Kirsten Juliette de Burlet
Department of Orthopaedic Surgery, Leighton Hospital, Crewe CW1 4QJ, United Kingdom
James Widnall
Department of Orthopaedic Surgery, Leighton Hospital, Crewe CW1 4QJ, United Kingdom
Cefin Barton
Department of Orthopaedic Surgery, Leighton Hospital, Crewe CW1 4QJ, United Kingdom
Veera Gudimetla
Department of Anaesthetics, Leighton Hospital, Crewe CW1 4QJ, United Kingdom
Stephen Duckett
Department of Orthopaedic Surgery, Leighton Hospital, Crewe CW1 4QJ, United Kingdom

Abstract


Background: Enhanced recovery (ER) for elective total hip or total knee replacement has become common practice.
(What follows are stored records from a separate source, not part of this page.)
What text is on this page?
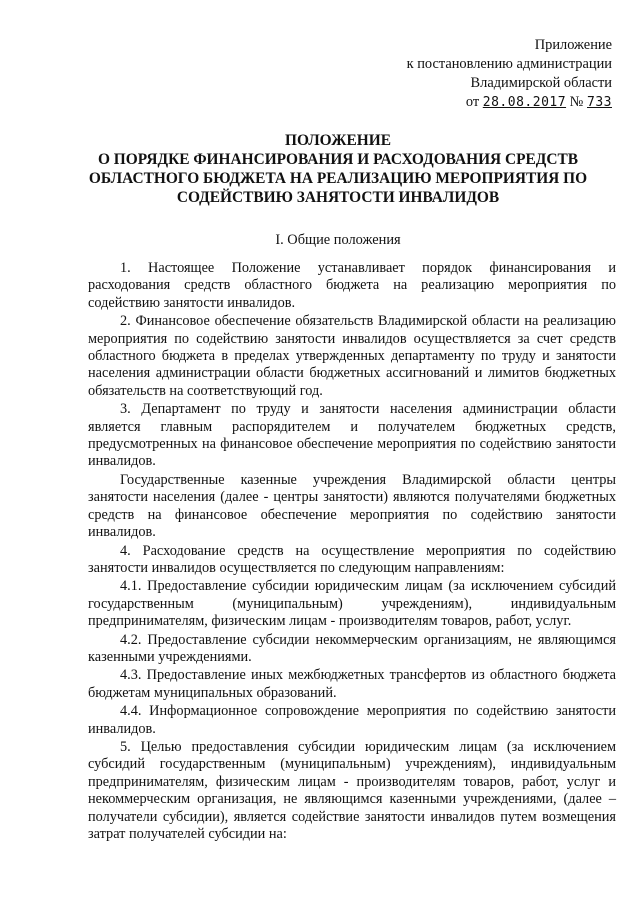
Приложение
к постановлению администрации
Владимирской области
от 28.08.2017 № 733
ПОЛОЖЕНИЕ
О ПОРЯДКЕ ФИНАНСИРОВАНИЯ И РАСХОДОВАНИЯ СРЕДСТВ
ОБЛАСТНОГО БЮДЖЕТА НА РЕАЛИЗАЦИЮ МЕРОПРИЯТИЯ ПО
СОДЕЙСТВИЮ ЗАНЯТОСТИ ИНВАЛИДОВ
I. Общие положения

1. Настоящее Положение устанавливает порядок финансирования и расходования средств областного бюджета на реализацию мероприятия по содействию занятости инвалидов.

2. Финансовое обеспечение обязательств Владимирской области на реализацию мероприятия по содействию занятости инвалидов осуществляется за счет средств областного бюджета в пределах утвержденных департаменту по труду и занятости населения администрации области бюджетных ассигнований и лимитов бюджетных обязательств на соответствующий год.

3. Департамент по труду и занятости населения администрации области является главным распорядителем и получателем бюджетных средств, предусмотренных на финансовое обеспечение мероприятия по содействию занятости инвалидов.

Государственные казенные учреждения Владимирской области центры занятости населения (далее - центры занятости) являются получателями бюджетных средств на финансовое обеспечение мероприятия по содействию занятости инвалидов.

4. Расходование средств на осуществление мероприятия по содействию занятости инвалидов осуществляется по следующим направлениям:

4.1. Предоставление субсидии юридическим лицам (за исключением субсидий государственным (муниципальным) учреждениям), индивидуальным предпринимателям, физическим лицам - производителям товаров, работ, услуг.

4.2. Предоставление субсидии некоммерческим организациям, не являющимся казенными учреждениями.

4.3. Предоставление иных межбюджетных трансфертов из областного бюджета бюджетам муниципальных образований.

4.4. Информационное сопровождение мероприятия по содействию занятости инвалидов.

5. Целью предоставления субсидии юридическим лицам (за исключением субсидий государственным (муниципальным) учреждениям), индивидуальным предпринимателям, физическим лицам - производителям товаров, работ, услуг и некоммерческим организация, не являющимся казенными учреждениями, (далее – получатели субсидии), является содействие занятости инвалидов путем возмещения затрат получателей субсидии на:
The aim of this study is to evaluate the impact of ER on transfusion rates and incidence of venous thromboembolism (VTE). Methods: A comprehensive review was undertaken of all patients who underwent primary hip or knee arthroplasty surgery electively between January 2011 and December 2013 at our institution. ER was implemented in August 2012, thus creating two cohorts: the traditional protocol (TP) group and the ER group. Outcome measurements of length of stay, postoperative transfusion, thromboembolic complications, and number of readmissions were assessed. Main Findings. 1262 patients were included. The TP group contained a total of 632 patients and the ER group contained 630 patients. Postoperative transfusion rate in the ER group was reduced with 45% (P ≤ 0.05). There was no statistical difference in postoperative VTE complications. The length of stay was reduced from 5.5 days to 4.8 days (P < 0.05). Conclusions: There was no difference in the number of readmissions. ER has contributed to a significant decrease in transfusions after elective arthroplasty surgery, with no increase in the incidence of thromboembolic events. Furthermore, it has significantly reduced inpatient length of stay.